Di saat dusta menjelma jadi hiasan, dan lidah penguasa mudah mengingkari kenyataan, masih ada nama-nama yang bersinar di atas titian kejujuran yang tak pernah pudar.
Mandela, dari sel sempit menuju singgasana, tak pernah menjual luka bangsanya demi tepuk tangan dunia. Ia memilih berkata jujur—meski pahit- agar rakyatnya sembuh, bukan sekadar diam dan pulih.
Lincoln, yang diabadikan sebagai “Honest Abe”, berani menyatakan: perbudakan adalah noda sejarah kita! Meski peluru mengakhiri hidupnya, kejujurannya telah menyatukan negeri yang hampir terbelah dua.
Natsir, pemimpin tanpa kemewahan, menyimpan kejujuran dalam lembar-lembar pidato dan kehidupan. Tak memburu kursi kekuasaan, karena baginya, integritas lebih tinggi dari jabatan.
Merkel, wanita baja dari Jerman, tak menari di panggung pencitraan, tapi berjalan tegap dengan kata-kata yang apa adanya.
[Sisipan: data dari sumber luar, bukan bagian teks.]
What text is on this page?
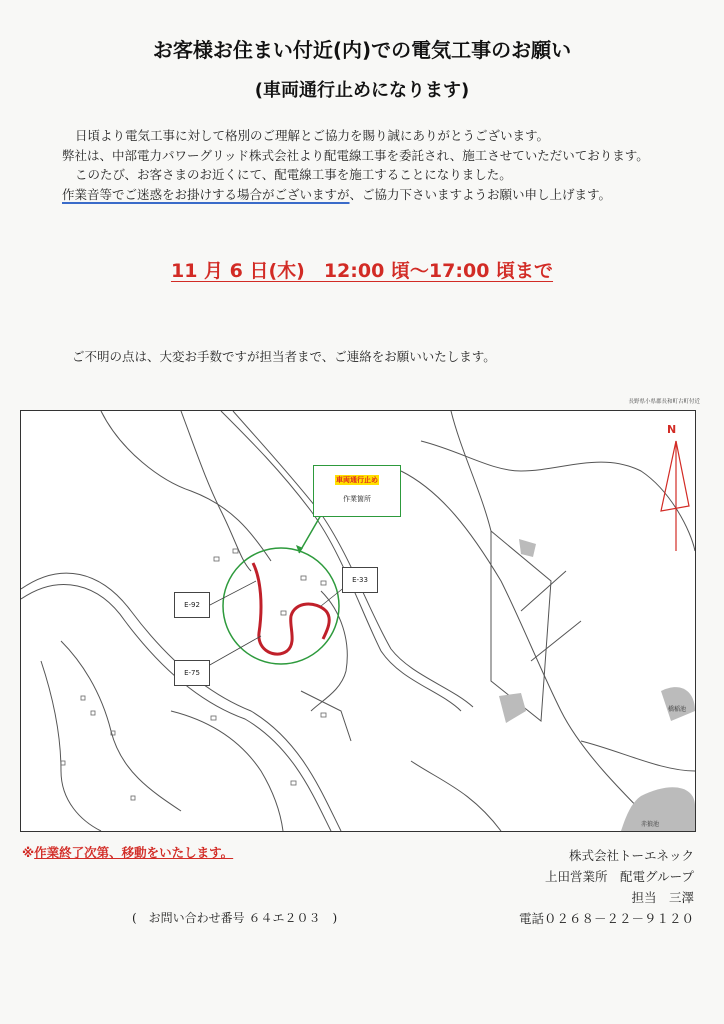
お客様お住まい付近(内)での電気工事のお願い
(車両通行止めになります)

日頃より電気工事に対して格別のご理解とご協力を賜り誠にありがとうございます。

弊社は、中部電力パワーグリッド株式会社より配電線工事を委託され、施工させていただいております。

このたび、お客さまのお近くにて、配電線工事を施工することになりました。

作業音等でご迷惑をお掛けする場合がございますが、ご協力下さいますようお願い申し上げます。

11 月 6 日(木)　12:00 頃～17:00 頃まで
ご不明の点は、大変お手数ですが担当者まで、ご連絡をお願いいたします。
長野県小県郡長和町古町付近
N
車両通行止め
作業箇所
E-92
E-33
E-75
橋稲池
赤狼池
※作業終了次第、移動をいたします。	株式会社トーエネック
上田営業所　配電グループ
担当　三澤
電話０２６８－２２－９１２０
(　お問い合わせ番号 ６４エ２０３　)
Bersama kejujurannya, ia bawa bangsanya melewati krisis zaman.
Dan Umar, Amirul Mukminin yang pernah digugat soal sehelai kain. Tak marah, tak gusar, hanya menjelaskan, dan kembali pada rakyat dengan lapang dada. Karena baginya, keadilan tak boleh cacat, dan pemimpin harus bersih, bahkan dari prasangka.
Merekalah saksi, bahwa jujur bukan kelemahan, tapi cahaya yang tak bisa dipadamkan. Dalam sunyi sejarah yang panjang, nama mereka tetap dikenang— bukan karena kuasa, tapi karena kebenaran yang mereka pertahankan.